2. Format of metadata file

  • The format of the CSV file named metadata.csv is simple.
  • A template is here.
  • The only two required columns (with these headers) are:
    • Column 1. sample_name
    • Column 2. primer_info

Additional columns

  • Other columns should be pasted after these two columns.
  • They can be referenced later during the analysis steps and save a step of loading metadata later.

Notes

  • S1 and S2 are come from a rhododendron rhizobiome dataset and are a random subset of the full set of reads.
  • S1 and S2 are included twice in the ‘metadata.csv’ sheet. This is because these two samples contain pooled metabarcodes (ITS1 and rps10).
  • To demultiplex and run both analyses in tandem, include the same sample twice under sample_name, and then change the primer_name.

Here is what the metadata.csv looks like for this test dataset:

sample_name primer_name organism
S1 rps10 Cry
S2 rps10 Cin
S1 its Cry
S2 its Cin

3. Format of primer and parameters file

DADA2 Primer sequence information and user-defined parameters are placed in primerinfo_params.csv

  • To simplify how functions are called, user will provide parameters within this input file.
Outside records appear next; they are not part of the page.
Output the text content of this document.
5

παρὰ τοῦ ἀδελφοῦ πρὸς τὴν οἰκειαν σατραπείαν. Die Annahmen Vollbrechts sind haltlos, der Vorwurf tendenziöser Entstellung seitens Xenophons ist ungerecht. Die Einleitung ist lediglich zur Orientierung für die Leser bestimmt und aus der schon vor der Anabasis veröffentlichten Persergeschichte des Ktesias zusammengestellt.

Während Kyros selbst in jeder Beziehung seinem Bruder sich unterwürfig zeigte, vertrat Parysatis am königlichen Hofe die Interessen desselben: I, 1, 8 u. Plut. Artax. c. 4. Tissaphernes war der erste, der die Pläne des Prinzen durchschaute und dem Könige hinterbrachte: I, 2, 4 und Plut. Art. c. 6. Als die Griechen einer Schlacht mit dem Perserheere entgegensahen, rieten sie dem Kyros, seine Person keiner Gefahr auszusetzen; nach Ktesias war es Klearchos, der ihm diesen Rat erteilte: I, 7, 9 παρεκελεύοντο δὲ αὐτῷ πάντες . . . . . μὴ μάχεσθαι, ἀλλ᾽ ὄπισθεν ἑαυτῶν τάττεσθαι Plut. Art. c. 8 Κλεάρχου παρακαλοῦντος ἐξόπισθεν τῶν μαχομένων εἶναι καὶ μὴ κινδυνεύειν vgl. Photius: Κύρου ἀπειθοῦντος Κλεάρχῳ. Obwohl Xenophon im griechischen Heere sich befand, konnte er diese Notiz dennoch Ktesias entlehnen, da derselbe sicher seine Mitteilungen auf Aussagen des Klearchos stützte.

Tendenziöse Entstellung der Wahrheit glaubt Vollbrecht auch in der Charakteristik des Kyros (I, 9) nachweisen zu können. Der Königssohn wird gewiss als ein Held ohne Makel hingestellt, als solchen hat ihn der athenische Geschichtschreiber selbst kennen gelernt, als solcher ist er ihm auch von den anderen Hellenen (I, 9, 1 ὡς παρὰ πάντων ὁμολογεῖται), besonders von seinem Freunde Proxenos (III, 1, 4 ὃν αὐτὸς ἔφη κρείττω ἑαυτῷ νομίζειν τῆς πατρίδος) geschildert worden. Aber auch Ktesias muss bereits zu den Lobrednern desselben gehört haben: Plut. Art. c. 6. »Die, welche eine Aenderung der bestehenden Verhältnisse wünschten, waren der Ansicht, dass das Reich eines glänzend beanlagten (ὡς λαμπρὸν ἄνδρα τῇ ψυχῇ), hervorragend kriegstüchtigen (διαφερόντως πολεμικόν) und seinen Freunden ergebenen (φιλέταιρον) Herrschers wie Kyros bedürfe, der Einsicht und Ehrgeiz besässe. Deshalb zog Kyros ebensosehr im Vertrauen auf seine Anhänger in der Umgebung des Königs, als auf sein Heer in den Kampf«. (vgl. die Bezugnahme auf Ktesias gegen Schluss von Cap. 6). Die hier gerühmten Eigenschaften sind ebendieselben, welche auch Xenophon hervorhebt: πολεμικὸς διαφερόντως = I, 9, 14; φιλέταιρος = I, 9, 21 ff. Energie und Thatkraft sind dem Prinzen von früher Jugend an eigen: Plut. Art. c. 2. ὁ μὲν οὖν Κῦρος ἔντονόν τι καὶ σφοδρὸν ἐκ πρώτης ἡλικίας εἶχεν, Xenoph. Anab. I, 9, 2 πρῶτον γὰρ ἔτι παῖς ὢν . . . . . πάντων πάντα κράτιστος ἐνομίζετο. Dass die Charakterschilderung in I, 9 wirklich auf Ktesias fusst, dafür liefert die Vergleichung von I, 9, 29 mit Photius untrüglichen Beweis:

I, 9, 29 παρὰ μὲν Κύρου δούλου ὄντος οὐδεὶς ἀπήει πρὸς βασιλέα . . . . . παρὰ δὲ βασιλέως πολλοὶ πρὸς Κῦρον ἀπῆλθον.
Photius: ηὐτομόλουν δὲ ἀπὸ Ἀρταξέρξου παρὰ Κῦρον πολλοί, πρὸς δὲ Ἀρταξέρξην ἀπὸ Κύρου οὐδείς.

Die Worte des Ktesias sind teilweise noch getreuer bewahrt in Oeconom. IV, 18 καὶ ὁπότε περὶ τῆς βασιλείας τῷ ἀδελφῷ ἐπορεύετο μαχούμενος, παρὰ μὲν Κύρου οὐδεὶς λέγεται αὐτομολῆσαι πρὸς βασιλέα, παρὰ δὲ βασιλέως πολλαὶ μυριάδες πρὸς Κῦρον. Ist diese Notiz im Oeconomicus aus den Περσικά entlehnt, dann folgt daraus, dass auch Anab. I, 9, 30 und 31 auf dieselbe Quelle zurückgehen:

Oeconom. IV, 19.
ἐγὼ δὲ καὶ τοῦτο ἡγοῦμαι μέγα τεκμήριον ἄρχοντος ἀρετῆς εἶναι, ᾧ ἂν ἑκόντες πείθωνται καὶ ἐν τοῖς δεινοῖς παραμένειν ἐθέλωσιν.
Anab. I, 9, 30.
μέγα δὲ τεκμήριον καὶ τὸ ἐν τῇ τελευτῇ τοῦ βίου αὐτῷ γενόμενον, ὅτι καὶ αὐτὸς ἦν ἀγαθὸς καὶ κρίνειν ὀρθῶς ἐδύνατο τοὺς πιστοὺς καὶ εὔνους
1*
  • We recommend using the template linked here.

  • Remember to add any additional optional DADA2 parameters you want to use.

  • The only three required columns (with these headers) are:

    • Column 1. sample_name
    • Column 2. forward (primer sequence)
    • Column 3. reverse(primer sequence)
Example template for primerinfo_params.csv
primer_name forward reverse already_trimmed minCutadaptlength multithread verbose maxN maxEE_forward maxEE_reverse truncLen_forward truncLen_reverse truncQ minLen maxLen minQ trimLeft trimRight rm.lowcomplex minOverlap maxMismatch min_asv_length
rps10 GTTGGTTAGAGYARAAGACT ATRYYTAGAAAGAYTYGAACT FALSE 100 TRUE FALSE 1.00E+05 5 5 0 0 5 150 Inf 0 0 0 0 15 0 50
its CTTGGTCATTTAGAGGAAGTAA GCTGCGTTCTTCATCGATGC FALSE 50 TRUE FALSE 1.00E+05 5 5 0 0 5 50 Inf 0 0 0 0 15 0 50

For more info on parameter specifics, see Documentation

4. Reference Database Format

Databases are downloaded from these sources and then placed in the from the user-specified data folder where raw data files and csv files are located.

Additional Notes

  • Computer specifications may be a limiting factor.
  • If you are using the SILVA or UNITE databases for taxonomic assignment steps, an ordinary personal computer (unless it has sufficient RAM) may not have enough memory for the taxonomic assignment steps, even with few samples.
  • The test databases and reads are subsetted and the following example should run on a personal computer with at least 16 GB of RAM.
  • If computer crashes during the taxonomic assignment step, you will need to switch to a computer with sufficient memory.
  • You must ensure that you have enough storage to save intermediate files in a temporary directory (default) or user-specified directory before proceeding.

Installation

Dependencies:
First install cutadapt program following the instructions here: https://cutadapt.readthedocs.io/en/stable/installation.html

Let’s locate where the cutadapt executable is.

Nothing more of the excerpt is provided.